Elissa Guralnick, an English professor at the university since 1973, agrees.

“I think they knew where these oaths were all along.” said Guralnick, who refused to re-sign her oath and who also consulted with a lawyer before Feb. 25.

A chilling effect’
“Why are they looking for everyone's oath? Presumably because ... conservative university officials have been wanting to get them signed,” she said. “Surely this all came up now because of the controversy over Ward Churchill. It’s a kind of harassment, an intimidation of the faculty.”

“We have a professor singled out for unwise speech, what I thought was a kind of vicious rhetoric,” she said. “But he has a right to say it and to express his opinions on political issues. The reintroduction of loyalty oaths has to have a chilling effect on the faculty.”

Hale rejected the assertion that the university knew where the records were all along and laid blame for the problem on “a decentralized approach to record keeping which has taken some time to review.” She said the disclosure of the missing loyalty oaths was made “just within the last couple of weeks.”

“Once we found there could be a problem, we felt obligated to respond,” Hale said. “It has been difficult to get a handle on what's there and what’s not. The chancellor said we will make changes in our process to avoid this from ever happening again.”

Hale also denied there were any political motivations in the university's action. “I haven't heard of anyone looking at this from a political point of view, but from the view that it is a requirement,” Hale said.

Jonathan Knight, director of the American Association of University Professors program on academic freedom and tenure, said obtaining loyalty oaths for public employees — from college professors to the president of the United States — is itself unremarkable.

A question of timing
“These kinds of oaths, sometimes characterized as oaths of affirmation, are found in a lot of states and they rarely occasion any controversy,” he said. 

But like many of the Colorado faculty, Knight found the timing of the Colorado administration's request curious.

“I can understand why some of the faculty at Colorado are scratching their heads as to why they're being asked to do it at this time,” Knight said. “The question that arises is, taking the administration's explanation at face value for the moment, what made them look into this in the first place? Why has this issue arisen now? I don't recall a single instance of an administration of a public university saying to faculty, ‘We're concerned that folks didn't sign the oath, please sign it now.’”

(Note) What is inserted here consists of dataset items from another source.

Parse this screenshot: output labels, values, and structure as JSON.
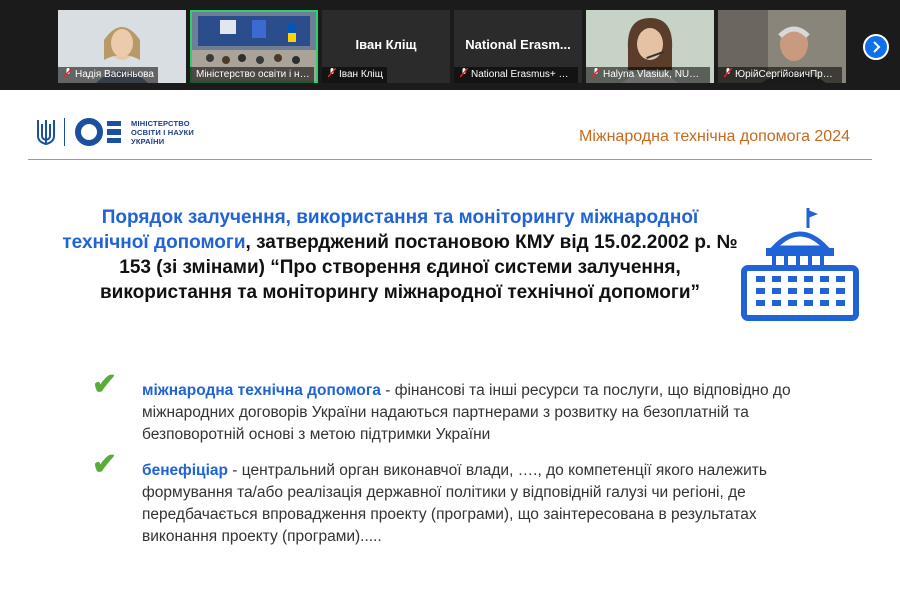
{
  "participants": [
    {
      "name": "Надія Васиньова",
      "muted": true,
      "bg": "#c9cfd6"
    },
    {
      "name": "Міністерство освіти і нау...",
      "muted": false,
      "active": true,
      "bg": "#9aa6b8"
    },
    {
      "name": "Іван Кліщ",
      "muted": true,
      "display": "Іван Кліщ"
    },
    {
      "name": "National Erasmus+ off...",
      "muted": true,
      "display": "National Erasm..."
    },
    {
      "name": "Halyna Vlasiuk, NUWEE",
      "muted": true,
      "bg": "#b9c7ba"
    },
    {
      "name": "ЮрійСергійовичПрой...",
      "muted": true,
      "bg": "#8f8a80"
    }
  ],
  "header": {
    "logo_line1": "МІНІСТЕРСТВО",
    "logo_line2": "ОСВІТИ І НАУКИ",
    "logo_line3": "УКРАЇНИ",
    "right_title": "Міжнародна технічна допомога 2024"
  },
  "heading": {
    "blue_part": "Порядок залучення, використання та моніторингу міжнародної технічної допомоги",
    "black_part": ", затверджений постановою КМУ від 15.02.2002 р. № 153 (зі змінами) “Про створення єдиної системи залучення, використання та моніторингу міжнародної технічної допомоги”"
  },
  "bullets": [
    {
      "check": "✔",
      "term": "міжнародна технічна допомога",
      "definition": " - фінансові та інші ресурси та послуги, що відповідно до міжнародних договорів України надаються партнерами з розвитку на безоплатній та безповоротній основі з метою підтримки України"
    },
    {
      "check": "✔",
      "term": "бенефіціар",
      "definition": " - центральний орган виконавчої влади, …., до компетенції якого належить формування та/або реалізація державної політики у відповідній галузі чи регіоні, де передбачається впровадження проекту (програми), що заінтересована в результатах виконання проекту (програми)....."
    }
  ],
  "colors": {
    "accent_blue": "#1f63d6",
    "accent_orange": "#c56a1e",
    "check_green": "#5aab3a",
    "active_tile": "#2fcf6e",
    "next_button": "#0e71eb"
  }
}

Loyalty oaths have a long history in the United States. From the late 1940s to the mid-1950s, more than 40 states passed laws requiring loyalty oaths from their public employees. About 13.5 million Americans signed loyalty oaths as a condition of employment during the 1950s, The Washington Post reported last year.

And they’ve withstood legal challenges: Colorado's own loyalty oath — and the university's authority to terminate faculty members who don't sign it — was upheld by the U.S. Supreme Court in 1970.

Though the flap over the loyalty oaths appears to be quieting — the university apparently has not taken any action against non-signers since the Feb. 25 deadline — Churchill remains a divisive figure even on the lecture circuit, with free-speech supporters rallying to his defense.

In statements on Feb. 4 and March 3, Dr. Stephen M. Jordan, president of Eastern Washington University, canceled an April 5th speaking engagement by Churchill on campus, citing “safety and security issues.” 

A future under review
Churchill has said he intends to appear that day on the Cheney, Wash., campus anyway. “I intend to be there,” he said in a Feb. 28 e-mail to supporters. And on Thursday, Native American students there held a rally in support of Churchill and academic free speech.

The latest twist in the Churchill saga may hinge on academic responsibility. Last week a Colorado newspaper, the Rocky Mountain News, reported on allegations of plagiarism against Churchill for content of an earlier essay.

The university’s Board of Regents and Acting Chancellor Philip DiStefano are reviewing Churchill’s academic record, and weighing the merits of the plagiarism allegations. The results of the review are expected to be released March 28.